Gott [1]

[171] Gott oder, abstrakt ausgedrückt, Gottheit nennen wir den einheitlich vorgestellten Gegenstand alles religiösen Glaubens. Tatsächlich ist mit jeder positiven Stellung zur Religion die Setzung irgend eines Gottesbegriffs verbunden. Denn die Vorstellung Gottes entspringt zuletzt dem Bedürfnis nach Aufhebung eines Zwiespalts, den der religiöse Mensch unvermeidlich in sich fühlt und mit sich herumträgt, nach Sicherstellung des Wertes seines persönlichen Daseins inmitten einer dagegen gleichgültigen Naturwelt. Nur sofern in den primitivsten Formen der Naturreligion der Gottesgedanke sich erst dunkel ankündigt oder noch latent ist, kann man heutzutage dem Satz des Altertums, daß alle Menschen (so Aristoteles, »De coelo«, I, 3) oder alle Völker (so Cicero, »Tuscul.«, I, 13) eine Vorstellung von der Gottheit hätten, durchgängige Gültigkeit aberkennen. Mit größerm Recht wird man immerhin dem früher aus dieser Behauptung für das Dasein Gottes geführten Beweis (e consensu gentium) die verbindliche Kraft absprechen. Denn die mehr oder weniger ausgebildete Vorstellungswelt, die Natur- und Kulturreligionen uns in ihrer mythologischen Götterlehre darbieten, enthüllt sich der wissenschaftlichen Analyse mit Leichtigkeit als Produkt eines noch ganz naiven, aller so liden Mittel der Befriedigung entbehrenden Kausalitätsbedürfnisses auf der einen, ausschweifender Phantasie, die unter dem Staunen und Furcht erzeugenden Eindruck übermächtiger Naturerscheinungen allerorts und jederzeit üppig aufwuchert, auf der andern Seite. Aber in demselben Maß, als der Wirklichkeitssinn erstarkt, verlieren jene Götter, die nur die Lücken des Wissens ergänzen, an Lebensfähigkeit; sie erhalten sich über dem Grab der ihnen gewidmeten Dienste nur da noch recht am Leben, wo die Phantasie, die sie hervorgebracht hat, eine ästhetisch disziplinierte war, wie bei dem formenfrohen und schönheitssinnigen Volk der Griechen. Aber gerade hier strebte der denkende Geist schon früh über die vielen Göttergestalten der Volksreligion hinaus dem Monismus zu, wie denn auch der Olymp der Poesie sich je länger, je mehr in seinem Haupte, dem »Vater der Menschen und Götter«, einheitlich zuspitzte.

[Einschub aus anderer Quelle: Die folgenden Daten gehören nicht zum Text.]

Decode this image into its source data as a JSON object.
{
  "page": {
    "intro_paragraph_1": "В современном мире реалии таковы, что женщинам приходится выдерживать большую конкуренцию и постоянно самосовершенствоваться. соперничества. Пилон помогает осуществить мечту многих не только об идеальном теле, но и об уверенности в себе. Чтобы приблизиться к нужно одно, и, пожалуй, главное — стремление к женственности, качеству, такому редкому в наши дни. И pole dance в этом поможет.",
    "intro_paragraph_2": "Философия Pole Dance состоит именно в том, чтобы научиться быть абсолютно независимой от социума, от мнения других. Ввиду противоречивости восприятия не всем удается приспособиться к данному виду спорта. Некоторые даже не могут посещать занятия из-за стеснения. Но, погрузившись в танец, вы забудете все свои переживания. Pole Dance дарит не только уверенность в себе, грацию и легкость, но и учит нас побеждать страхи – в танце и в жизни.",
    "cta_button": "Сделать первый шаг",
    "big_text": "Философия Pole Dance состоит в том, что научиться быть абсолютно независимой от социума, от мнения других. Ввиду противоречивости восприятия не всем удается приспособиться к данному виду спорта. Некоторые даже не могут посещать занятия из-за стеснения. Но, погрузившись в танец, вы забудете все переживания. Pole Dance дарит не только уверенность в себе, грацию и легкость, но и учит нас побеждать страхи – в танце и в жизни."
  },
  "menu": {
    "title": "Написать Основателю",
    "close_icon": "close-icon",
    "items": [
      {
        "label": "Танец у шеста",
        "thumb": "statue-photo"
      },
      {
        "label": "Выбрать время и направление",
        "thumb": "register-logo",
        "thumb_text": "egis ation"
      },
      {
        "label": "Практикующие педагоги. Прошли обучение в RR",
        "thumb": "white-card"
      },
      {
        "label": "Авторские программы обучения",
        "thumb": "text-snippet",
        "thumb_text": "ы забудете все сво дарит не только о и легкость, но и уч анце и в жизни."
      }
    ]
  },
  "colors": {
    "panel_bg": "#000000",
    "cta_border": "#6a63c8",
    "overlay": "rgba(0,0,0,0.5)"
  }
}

Von einer andern Seite her stellt sich noch unvermeidlicher und mit der Übermacht offenbarungsmäßiger Gewißheit der einheitliche Gottesgedanke ein, wo das oben angedeutete religiöse Motiv des Gottesglaubens reiner und kräftiger wirkt und Interessen nicht sowohl des Wissens als vielmehr der sittlichen Persönlichkeit maßgebend dafür sind. Eine prinzipiell ethische Religion, wie die iranische Zoroasters, erkennt trotz ihrer dualistischen Mythologie doch nur dem einen guten G. den schließlichen Sieg zu. Die gleiche Tendenz auf Vereinfachung und Vereinigung der vielen Volksgötter in einer einheitlichen Spitze weist auch die Entwickelung des Gottesgedankens in Ägypten, Assyrien und namentlich in Indien auf, wo freilich das[171] persönliche All-Eins, das Brahma hieß, im Buddhismus in das Nichts umschlug und sich uns solchergestalt das denkwürdige Schauspiel einer ursprünglich atheistisch gemeinten, freilich sofort zur Vergötterung ihres Urhebers fortschreitenden Religion darbietet. Und wenn weiterhin die vergöttlichten Naturkräfte auch den ursprünglichen Hintergrund aller semitischen Religionen bilden, so hat doch wenigstens in der hebräischen Religion die Disposition zur monotheistischen Zusammenfassung durchgeschlagen und ist der Polytheismus durch einen seit Moses allmählich erstarkenden, von den Propheten mit sittlichem Gehalt erfüllten, dabei immer transzendenter gefaßten Theismus überwunden worden. So kam es zu der einheitlichen und persönlichen Spitze des hebräischen Monotheismus, den dann der Islam teils seines sittlichen Gehalts beraubt, teils aber auch noch abstrakter gefaßt, noch schärfer zugeschliffen hat, während eine gewisse Korrektur der semitischen Transzendenz schon in den ersten Kundgebungen des Christentums gefunden werden kann (Apostelg. 17,28; Eph. 4,6; Röm. 11. 36; 1. Kor. 15,28; vgl. auch Sir. 43, 27).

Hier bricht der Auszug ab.